My personal passion is climate change solutions, and the transportation, energy, and land-use strategies that have been shown to reduce per-capita greenhouse-gas emissions here in our region and around the world. We can talk about any number of issues, but in my mind, carbon is the ultimate deal-breaker. We simply don’t have an option other than finding ways to slash the stuff from our lives and community. If we don’t “act locally” on this “global” issue, it will eventually come home to our doorstop and find us where we live anyway.
The science suggests that climate change will, in the near-term, overwhelm our first responders and social services, exhaust our municipal budget, and place hardship on our population via skyrocketing food prices. In the long term (which is what community planning is all about, right?) it will ultimately result in waves of climate refugees flooding into Canada, and ultimately our community. This is not chicken-little stuff, it is exhaustively documented in reports by The Global Humanitarian Forum, the World Health Organization, Oxfam, and many other public agencies and non-government organizations.
Climate change is not an “environmental” issue, it is a civilization challenge.
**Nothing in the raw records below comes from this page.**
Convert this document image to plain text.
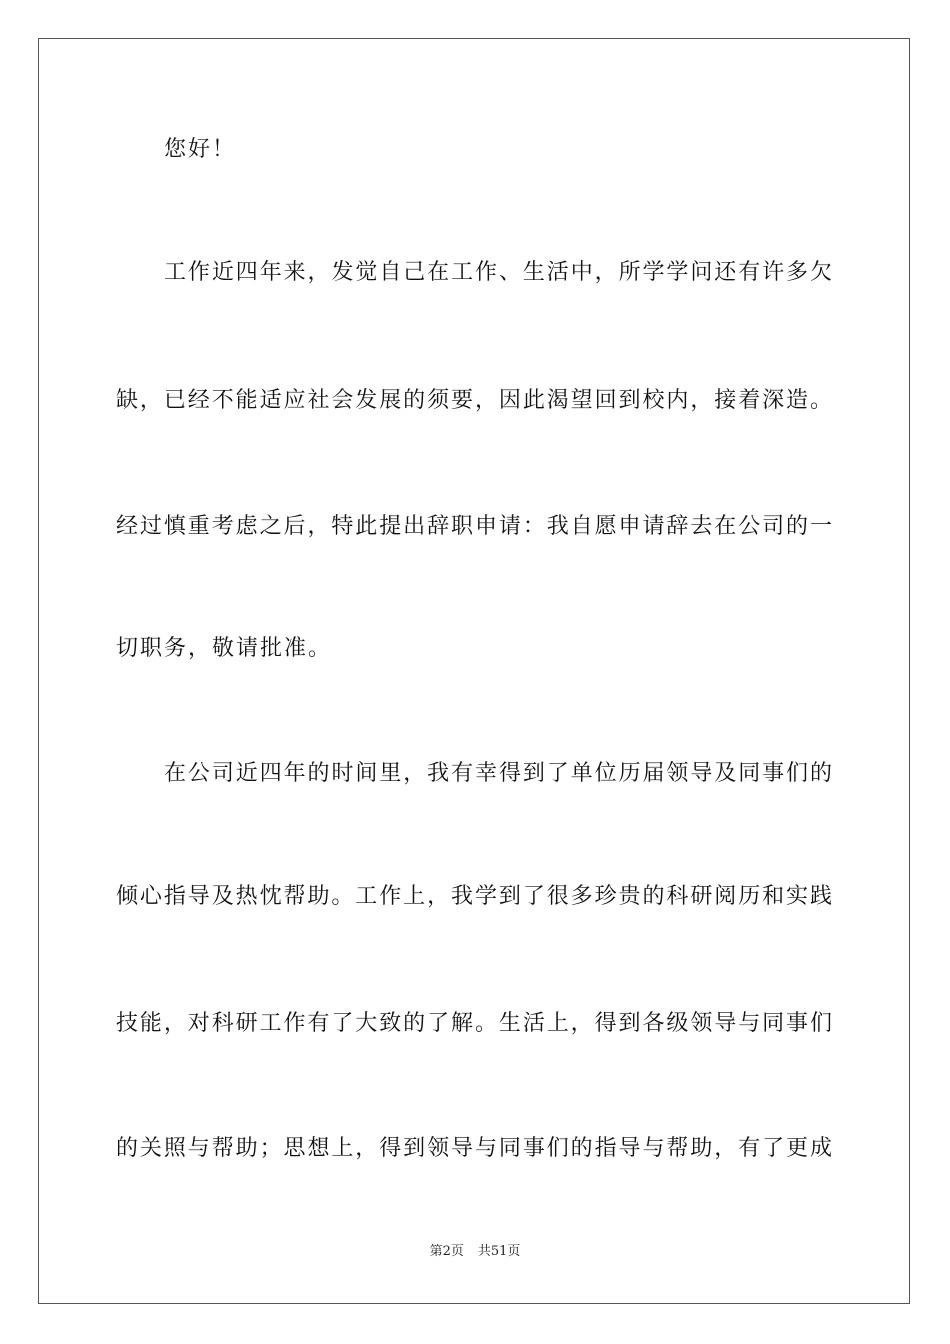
您好！
工作近四年来，发觉自己在工作、生活中，所学学问还有许多欠
缺，已经不能适应社会发展的须要，因此渴望回到校内，接着深造。
经过慎重考虑之后，特此提出辞职申请：我自愿申请辞去在公司的一
切职务，敬请批准。
在公司近四年的时间里，我有幸得到了单位历届领导及同事们的
倾心指导及热忱帮助。工作上，我学到了很多珍贵的科研阅历和实践
技能，对科研工作有了大致的了解。生活上，得到各级领导与同事们
的关照与帮助；思想上，得到领导与同事们的指导与帮助，有了更成
第2页 共51页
I believe we have a profound moral obligation to address it, wherever we live. I personally believe that we do not get an excuse or “opt out” pass to address climate just because we choose to live in a beautiful place that is “seen to be rural,” where fawns dance at the roadside and salmon thrash in the lagoon. We are not entitled to an exemption because we are surrounded by great natural beauty. This is not just “China’s problem.” We should see our emissions as an opportunity to lead, not barely squeak through our statutory obligations and hope nobody is noticing. That’s how we are not dealing with it now.